Gwendolyn Brooks, Chicago’s own Poet Laureate, once wrote, “Art hurts. Art urges voyages — and it is easier to stay at home.” I’m strongly driven by an interest in how art urges voyages and my work encourages this experience even as it is beautiful, challenging and painful. My art aspires to reorganize the relationships between sights, sounds, thought and space in order to alter one’s perceptions and shift the relationship between self and other. I am particularly interested in our awareness of the urban landscape and how our sense of self can by expanded and altered through the medium of sound.  

Using a wide range of technologies and digital media, I create sensory experiences that remind us of our humanity. My work is responsive and engages people as sentient, curious human beings. Although I have shown in galleries, I prefer to make work that is set in public site-specific installations. Sound is used in my art to heighten our sensory awareness of ourselves in our surroundings, and as a dynamic element in an effort to dissolve the boundaries of material and virtual architecture.

For example, my recent work City As Site was created as part of an artist residency that took place in the West Side of Chicago in the Little Village/North/South Lawndale neighborhood in the summer of 2010. I developed a project that introduced and taught underserved youth different technologies of sound recording and representation, and created collaborative interventions through sound and space. Participants created sound sculptures that were informed by and integrated into an exploration of the surrounding community in order to grapple with the potential of art and art practices to speak to and challenge dominant narratives and structures of everyday life. An understanding of the perception of our shared spaces and histories was interrogated through an exploration of sensory history using writing exercises as an entry point for the examination of collective memory and presumptions about visual signifiers in the city.

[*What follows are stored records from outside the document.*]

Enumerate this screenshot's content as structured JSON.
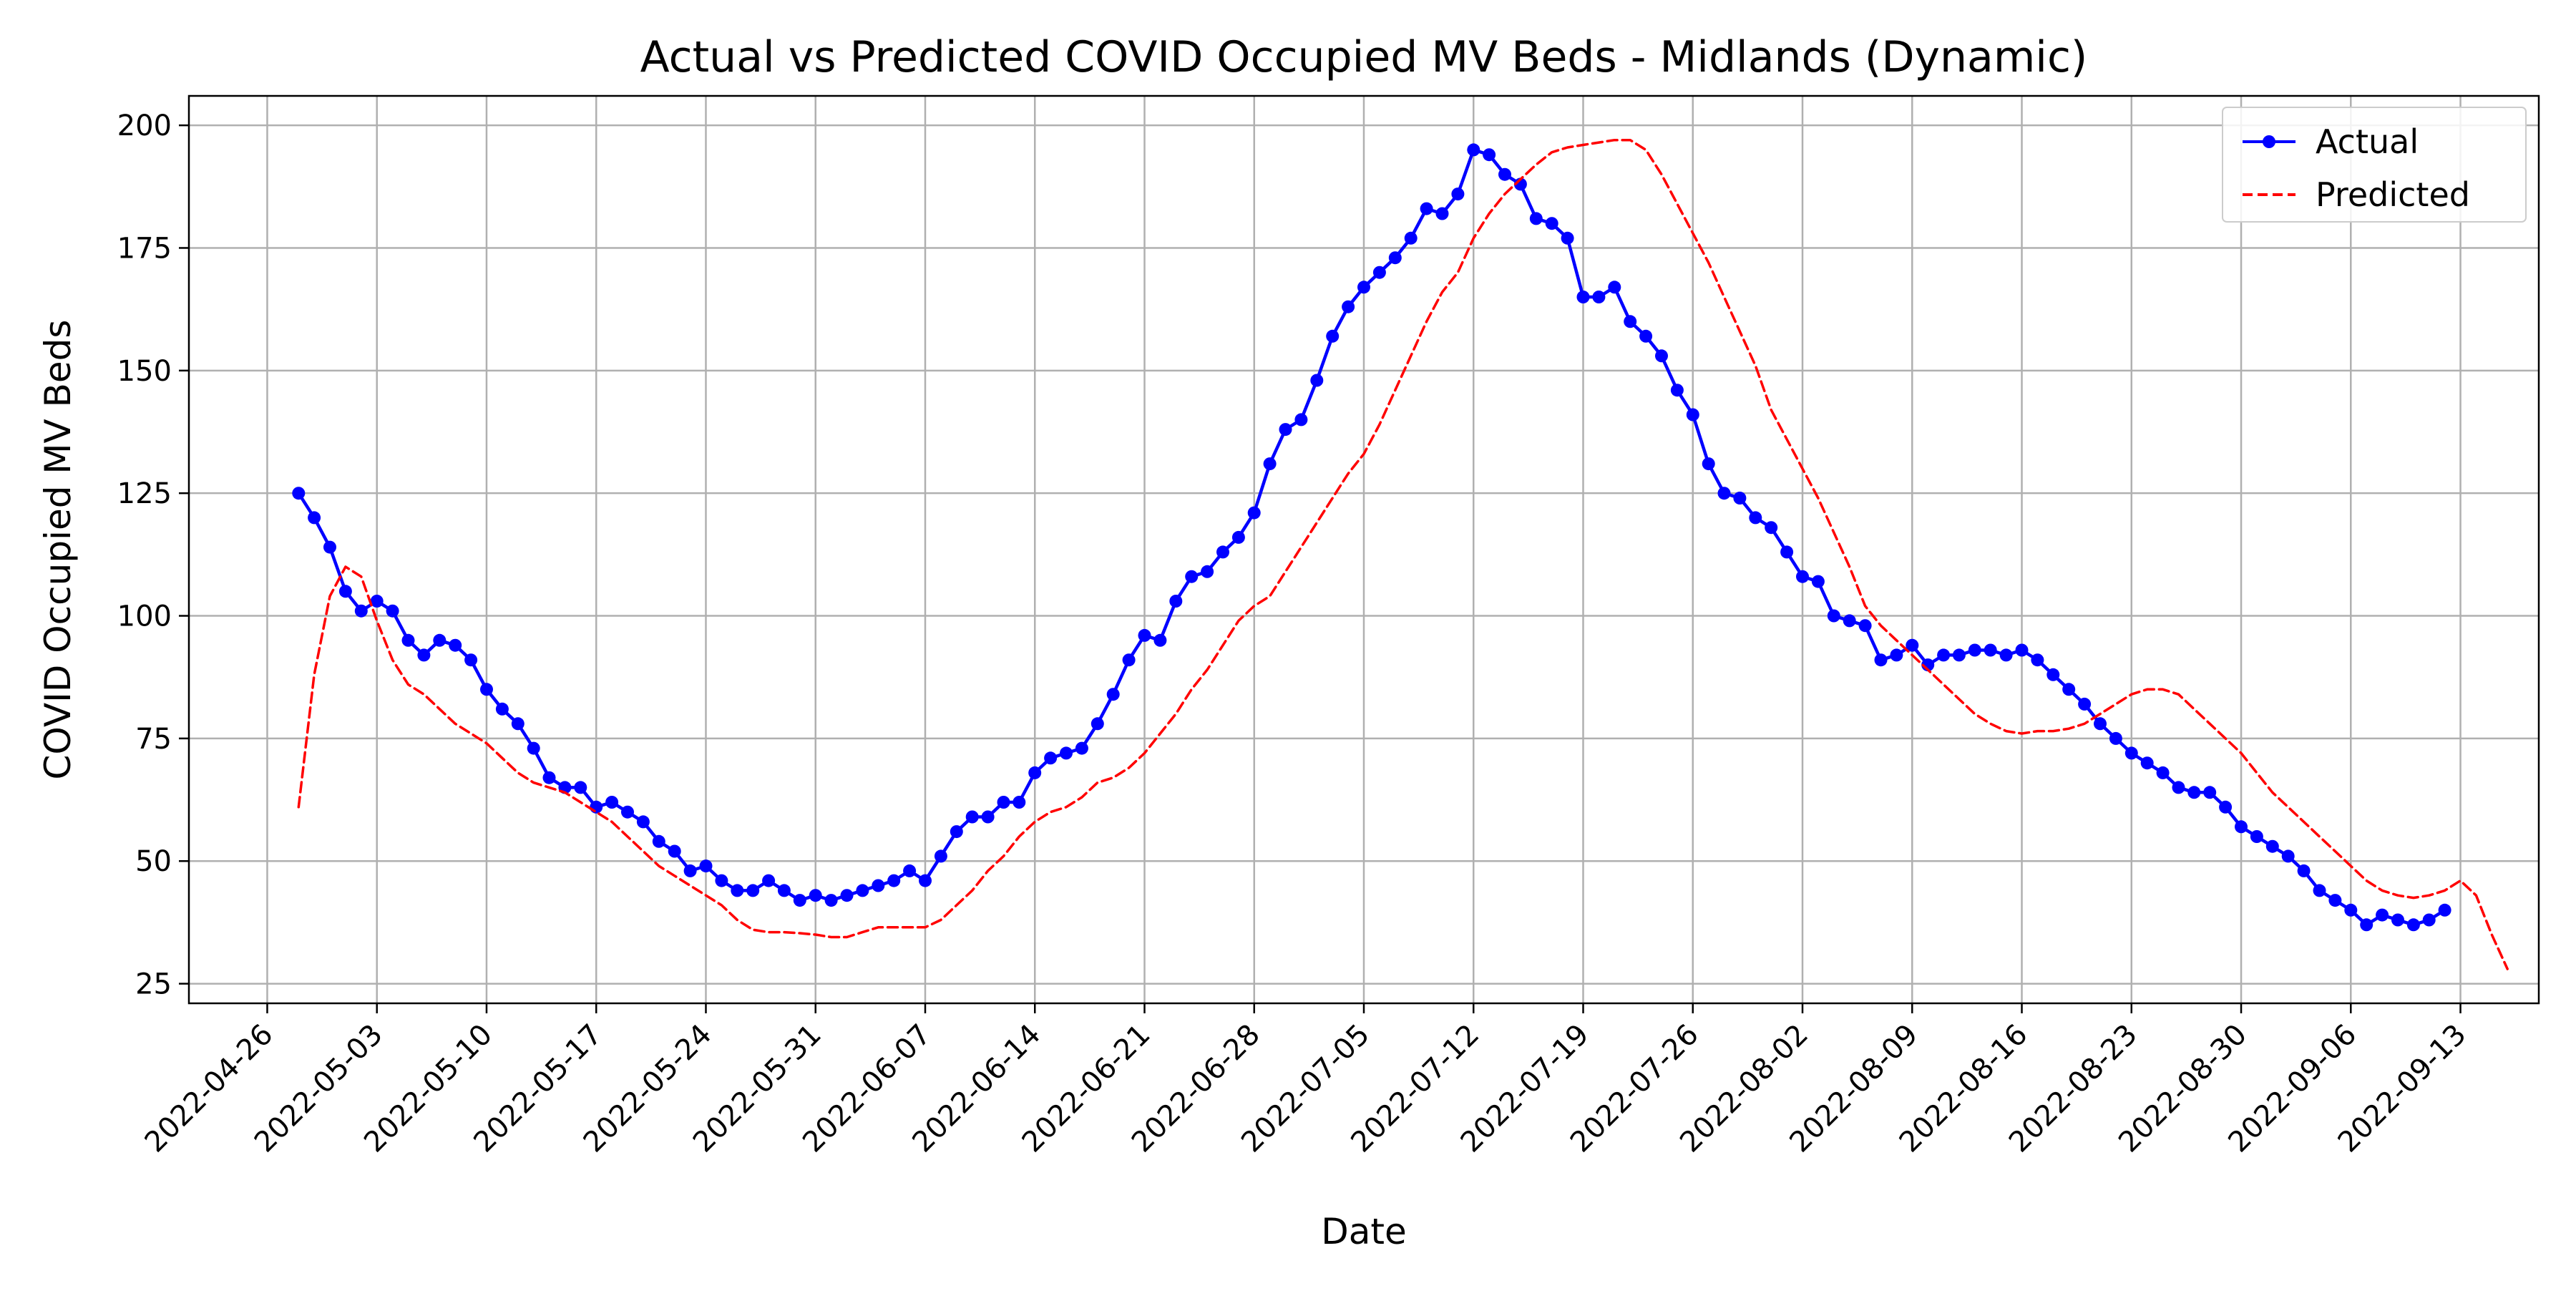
{
  "chart_data": {
    "type": "line",
    "title": "Actual vs Predicted COVID Occupied MV Beds - Midlands (Dynamic)",
    "xlabel": "Date",
    "ylabel": "COVID Occupied MV Beds",
    "x_start": "2022-04-26",
    "x_ticks": [
      "2022-04-26",
      "2022-05-03",
      "2022-05-10",
      "2022-05-17",
      "2022-05-24",
      "2022-05-31",
      "2022-06-07",
      "2022-06-14",
      "2022-06-21",
      "2022-06-28",
      "2022-07-05",
      "2022-07-12",
      "2022-07-19",
      "2022-07-26",
      "2022-08-02",
      "2022-08-09",
      "2022-08-16",
      "2022-08-23",
      "2022-08-30",
      "2022-09-06",
      "2022-09-13"
    ],
    "xlim": [
      "2022-04-21",
      "2022-09-18"
    ],
    "y_ticks": [
      25,
      50,
      75,
      100,
      125,
      150,
      175,
      200
    ],
    "ylim": [
      21,
      206
    ],
    "grid": true,
    "legend_position": "upper right",
    "colors": {
      "actual": "#0000ff",
      "predicted": "#ff0000",
      "grid": "#b0b0b0"
    },
    "series": [
      {
        "name": "Actual",
        "style": "solid-with-markers",
        "start_date": "2022-04-28",
        "values": [
          125,
          120,
          114,
          105,
          101,
          103,
          101,
          95,
          92,
          95,
          94,
          91,
          85,
          81,
          78,
          73,
          67,
          65,
          65,
          61,
          62,
          60,
          58,
          54,
          52,
          48,
          49,
          46,
          44,
          44,
          46,
          44,
          42,
          43,
          42,
          43,
          44,
          45,
          46,
          48,
          46,
          51,
          56,
          59,
          59,
          62,
          62,
          68,
          71,
          72,
          73,
          78,
          84,
          91,
          96,
          95,
          103,
          108,
          109,
          113,
          116,
          121,
          131,
          138,
          140,
          148,
          157,
          163,
          167,
          170,
          173,
          177,
          183,
          182,
          186,
          195,
          194,
          190,
          188,
          181,
          180,
          177,
          165,
          165,
          167,
          160,
          157,
          153,
          146,
          141,
          131,
          125,
          124,
          120,
          118,
          113,
          108,
          107,
          100,
          99,
          98,
          91,
          92,
          94,
          90,
          92,
          92,
          93,
          93,
          92,
          93,
          91,
          88,
          85,
          82,
          78,
          75,
          72,
          70,
          68,
          65,
          64,
          64,
          61,
          57,
          55,
          53,
          51,
          48,
          44,
          42,
          40,
          37,
          39,
          38,
          37,
          38,
          40
        ]
      },
      {
        "name": "Predicted",
        "style": "dashed",
        "start_date": "2022-04-28",
        "values": [
          61,
          88,
          104,
          110,
          108,
          99,
          91,
          86,
          84,
          81,
          78,
          76,
          74,
          71,
          68,
          66,
          65,
          64,
          62,
          60,
          58,
          55,
          52,
          49,
          47,
          45,
          43,
          41,
          38,
          36,
          35.5,
          35.5,
          35.3,
          35,
          34.5,
          34.5,
          35.5,
          36.5,
          36.5,
          36.5,
          36.5,
          38,
          41,
          44,
          48,
          51,
          55,
          58,
          60,
          61,
          63,
          66,
          67,
          69,
          72,
          76,
          80,
          85,
          89,
          94,
          99,
          102,
          104,
          109,
          114,
          119,
          124,
          129,
          133,
          139,
          146,
          153,
          160,
          166,
          170,
          177,
          182,
          186,
          189,
          192,
          194.5,
          195.5,
          196,
          196.5,
          197,
          197,
          195,
          190,
          184,
          178,
          172,
          165,
          158,
          151,
          142,
          136,
          130,
          124,
          117,
          110,
          102,
          98,
          95,
          92,
          89,
          86,
          83,
          80,
          78,
          76.5,
          76,
          76.5,
          76.5,
          77,
          78,
          80,
          82,
          84,
          85,
          85,
          84,
          81,
          78,
          75,
          72,
          68,
          64,
          61,
          58,
          55,
          52,
          49,
          46,
          44,
          43,
          42.5,
          43,
          44,
          46,
          43,
          35,
          28
        ]
      }
    ]
  }
}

Each set of participants worked with a site in the surrounding area that they passed by daily. The site was a place that they wished to alter, change or speak to in some way because ofthe location's aesthetic, social, or political effect on themselves and the community. Each chosen site was visited and meditated upon daily. This process of getting to know a community and working collaboratively is a critical part of my art making practice.

Much of my work as an engaged artist is political and explores the relationship between aesthetics and politics. In another work, The Other Side of Silence, I held four workshops with an intergenerational group of Cambodian refugees and their family members at the Cambodian American Association in Albany Park, Chicago in the spring of 2010.

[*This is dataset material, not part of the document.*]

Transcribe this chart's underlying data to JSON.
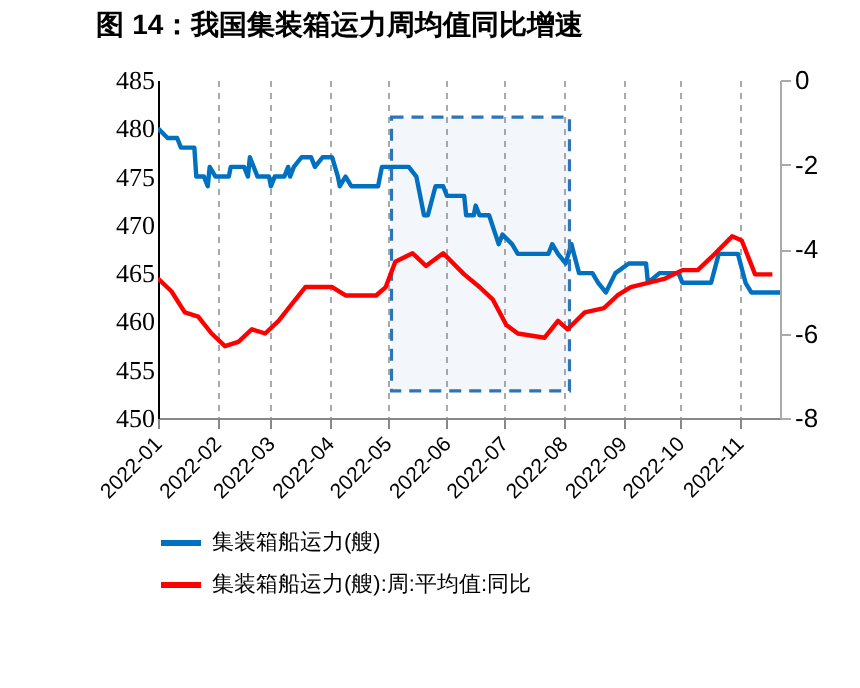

The Other Side Of Silence is a responsive artwork, altered by the movement and presence of viewers. Different sound vignettes and memory-scapes are triggered by sensors in the gallery floor. The gallery installation was created in conjunction with a site-specific sound mural that will be installed as part of the Killing Fields Exhibition at the Cambodian-American Heritage Museum in fall 2011.

The Other Side of Silence brings together artifacts from workshops, such as the chalkboard used in the teaching process, research and play, and recordings of interviews of survivors of the Khmer Rouge, and popular music made by artists killed in the genocide. The Other Side Of Silence examines my own growing consciousness and changing notions about Cambodia.

I believe that art has the ability to transform, and my installations are designed to emerge from the environment as openings into aesthetic contemplation, awakening individuals in new ways to the diverse world surrounding us.